Avecal califica de «agridulce» la equiparación del precio del carburante

Avecal califica de «agridulce» la equiparación del precio del carburante

«Agridulce». Así califica el vicepresidente y portavoz de la Agrupación de Vendedores al Por Menor de Carburantes y Combustibles (AVECAL), Rafael Pizarro, el cambio en la aplicación de los impuestos sobre el combustible que supondrá un incremento del precio del litro en nueve comunidades, entre ellas Castilla y León.

 

Y es que el 1 de enero de 2019, llenar el depósito de gasolina en Castilla y León será más caro, en concreto 4,8 céntimos por litro más IVA, es decir, unos seis céntimos por litro. El incremento corresponde a la disposición incluida por el Gobierno central en los Presupuestos Generales del Estado, para responder al requerimiento de la Unión Europea de eliminar el tramo autonómico.

 

El planteamiento de la UE para su eliminación se basa en que el impuesto de hidrocarburos supone discriminaciones en el precio entre unas comunidades y otras y produce el conocido como ‘efecto frontera’, que influye en los conductores a la hora de elegir surtidor donde repostar.

«Por un lado es positivo porque por fin se igualarán los precios al unificar los impuestos a nivel nacional», explica Pizarro, pero «en el caso de nuestra Comunidad llega en un momento clave para la recuperación del sector». El portavoz explica que, tras cuatro años, «en los que la Castilla y León perdió el 25% de sus ventas debido al ‘centimazo’ habíamos entrado en un proceso de recuperación de clientes y de cuota de mercado y este nuevo incremento supondrá un nuevo retroceso en las ventas porque si el precio es el mismo que en la comunidad vecina, el consumidor que se ‘fue’ durante el ‘centimazo’ ya no vuelve a Castilla y León».

 

En este sentido, Pizarro critica que el incremento del impuesto «haya sido total y no parcial». Para el portavoz de Avecal, «lo más lógico habría sido probar con un incremento intermedio, de 2,4 céntimos más IVA, pero se ha ido al máximo.
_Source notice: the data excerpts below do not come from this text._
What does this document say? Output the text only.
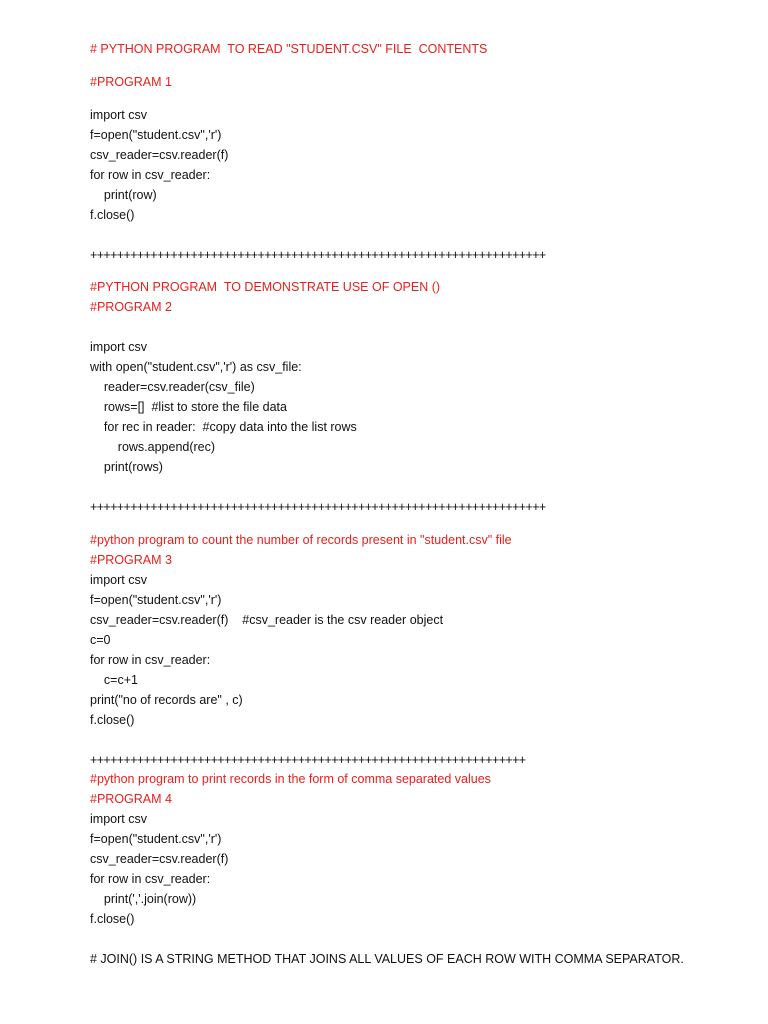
# PYTHON PROGRAM  TO READ "STUDENT.CSV" FILE  CONTENTS
#PROGRAM 1
import csv
f=open("student.csv",'r')
csv_reader=csv.reader(f)
for row in csv_reader:
print(row)
f.close()
++++++++++++++++++++++++++++++++++++++++++++++++++++++++++++++++++++
#PYTHON PROGRAM  TO DEMONSTRATE USE OF OPEN ()
#PROGRAM 2
import csv
with open("student.csv",'r') as csv_file:
reader=csv.reader(csv_file)
rows=[]  #list to store the file data
for rec in reader:  #copy data into the list rows
rows.append(rec)
print(rows)
++++++++++++++++++++++++++++++++++++++++++++++++++++++++++++++++++++
#python program to count the number of records present in "student.csv" file
#PROGRAM 3
import csv
f=open("student.csv",'r')
csv_reader=csv.reader(f)    #csv_reader is the csv reader object
c=0
for row in csv_reader:
c=c+1
print("no of records are" , c)
f.close()
+++++++++++++++++++++++++++++++++++++++++++++++++++++++++++++++++
#python program to print records in the form of comma separated values
#PROGRAM 4
import csv
f=open("student.csv",'r')
csv_reader=csv.reader(f)
for row in csv_reader:
print(','.join(row))
f.close()
# JOIN() IS A STRING METHOD THAT JOINS ALL VALUES OF EACH ROW WITH COMMA SEPARATOR.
Además no debemos olvidar que, desde el año 2002, los consumidores pagan un 2,4 céntimos más IVA correspondientes al tramo nacional». Castilla y León estará entre las comunidades que más lo notarán, ya que es una de las cinco regiones que no aplican el tramo regional del impuesto sobre hidrocarburos- fue retirado por completo el pasado 1 de enero de 2016, tras cuatro años de vigencia, junto a las comunidades autónomas de Cantabria, País Vasco, Navarra y La Rioja.

 

«En la región venimos de una situación donde se ha demostrado que más impuestos no significan recaudar más, lo vimos con el ‘centimazo’. Subir el precio del combustible implica que se sube el coste de todo porque es fundamental en multitud de empresas, y si se encarece el producto final, se consume menos, lo que supone retraer la producción y por lo tanto se reduce el empleo».

 

La parte ‘positiva’ es que la recaudación de esta impuesto irá parar directamente a las arcas de la Comunidad tal y como informó el Ministerio de Hacienda. «La labor fundamental de las administraciones no debe ser recaudar por recaudar sino administrar de una forma correcta», apuntó Pizarro.